ClassifiR simplifies the task of labeling and categorizing entire documents based on predefined taxonomies, industry classifications, or customized label sets. It works seamlessly with StructR, which identifies text segment properties, providing a comprehensive data analysis solution.
With a user-friendly graphical interface, ClassifiR facilitates the creation and exploration of custom ontologies through clustering, labeling, and querying. Its interactive capabilities empower users to effortlessly develop and train personalized classifiers that automate the classification process. The results are conveniently accessible through a unified endpoint, regardless of the chosen classification method.
Document classification, a fundamental task in NLP, involves categorizing text documents into predefined classes or categories based on their content. The goal is to automatically assign the most appropriate category or label to each document, enabling efficient organization, retrieval, and analysis of large text corpora. The most relevant types of document classification, to our context, include topic classification, news categorization, sentiment analysis, emotion classification, and intent prediction.
Document classification can be divided into the following:
- Multiclass Classification: In multiclass classification, each document is assigned to one and only one class or category. The goal is to accurately assign each document to a single predefined class label from a set of multiple mutually exclusive classes. For example, if there are three classes (A, B, C), a multiclass classifier would assign each document to one of these three classes.
- Multilabel Classification: In multilabel classification, each document can be assigned to multiple class labels simultaneously. Instead of being limited to a single class label, a document may belong to multiple categories or have multiple attributes. The classifier assigns a binary label to each class, indicating whether the document belongs to that class or not. This allows for more flexibility and captures the possibility of documents having multiple topics or attributes. For instance, a document might be labeled as belonging to both “Sports” and “Entertainment” categories.
- Hierarchical Classification: Hierarchical classification involves organizing classes or categories in a hierarchical or tree-like structure. Instead of directly assigning documents to specific classes, the classifier operates in a hierarchical manner, making decisions at different levels of the hierarchy. Each class is organized into parent and child relationships, where the child classes represent specific subcategories or attributes of the parent classes. This approach allows for a more structured and granular classification scheme. For example, in a hierarchical classification system for news articles, the top-level classes could be “Sports,” “Politics,” and “Entertainment,” with further subcategories such as “Football,” “Basketball,” “Elections,” “Legislation,” “Movies,” and so on.
In summary, multiclass classification assigns each document to a single class label, multilabel classification allows for multiple class labels per document, and hierarchical classification organizes classes in a hierarchical structure to provide a more structured and granular classification scheme.
Two tools from the “ClassifR collection are provided by the enRichMyData consortium. In particular, the tool provided by Expert AI is called ” Document Classification ” and the second tool called ” InfoMiner ” is provided by the team of Jozef Stefan Institute.

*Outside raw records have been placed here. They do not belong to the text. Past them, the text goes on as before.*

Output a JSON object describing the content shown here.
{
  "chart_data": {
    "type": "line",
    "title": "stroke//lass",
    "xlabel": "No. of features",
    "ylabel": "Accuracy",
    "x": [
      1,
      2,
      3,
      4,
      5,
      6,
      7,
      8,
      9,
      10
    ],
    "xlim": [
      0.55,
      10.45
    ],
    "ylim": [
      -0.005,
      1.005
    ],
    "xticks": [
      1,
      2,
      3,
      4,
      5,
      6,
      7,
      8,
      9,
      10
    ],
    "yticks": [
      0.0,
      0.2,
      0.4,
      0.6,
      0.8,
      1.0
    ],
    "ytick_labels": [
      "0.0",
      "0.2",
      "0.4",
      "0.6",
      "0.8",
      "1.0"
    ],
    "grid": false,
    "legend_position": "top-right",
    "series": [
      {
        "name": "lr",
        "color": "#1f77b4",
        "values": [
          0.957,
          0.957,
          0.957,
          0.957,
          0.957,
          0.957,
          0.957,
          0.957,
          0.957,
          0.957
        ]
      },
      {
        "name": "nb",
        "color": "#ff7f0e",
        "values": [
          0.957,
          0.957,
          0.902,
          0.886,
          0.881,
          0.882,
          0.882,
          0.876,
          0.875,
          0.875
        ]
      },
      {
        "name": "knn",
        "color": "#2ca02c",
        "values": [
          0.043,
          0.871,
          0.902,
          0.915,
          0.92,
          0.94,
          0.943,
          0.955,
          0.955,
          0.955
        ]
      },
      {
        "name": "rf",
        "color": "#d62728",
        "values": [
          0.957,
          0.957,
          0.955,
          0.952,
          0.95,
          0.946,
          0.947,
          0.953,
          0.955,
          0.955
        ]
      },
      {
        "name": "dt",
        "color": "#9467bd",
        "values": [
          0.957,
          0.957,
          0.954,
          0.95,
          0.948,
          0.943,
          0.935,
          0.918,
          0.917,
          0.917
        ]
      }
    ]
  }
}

Expert AI Platform Document Classification
Document Classification by Expert AI is meant to analyze text to label and identify media topics, emotional traits, geographical references, and more.
Document classification determines what a text is about in terms of categories of a taxonomy.
Available taxonomies are:
In the Natural Language API terminology, taxonomy “x” is both a specific set of categories and the name of the API resources capable of classifying a text according to that set.
InfoMiner, an offshoot of the original Ontogen, provides a modern web user interface with useful visualizations underpinned by data analysis and machine learning algorithms with the objective of rapidly constructing labeled datasets, their taxonomies, and classifiers.
- Data Grouping features allow the user to quickly identify similar documents with user defined metrics. This is supported by automatic methods such as clustering.
- Smart Visualization techniques allow the user to understand the data quickly. InfoMiner uses centroid based methods to summarize each cluster. It also automatically creates visualizations such as word clouds, treemaps, and timelines.
- Data Filtering allows the user to query data over its set of properties, the most important of which typically being its textual content or metadata.
- Taxonomy creation allows the user to use all the previously mentioned methods (analysis, grouping, filtering) to create a taxonomy and navigate.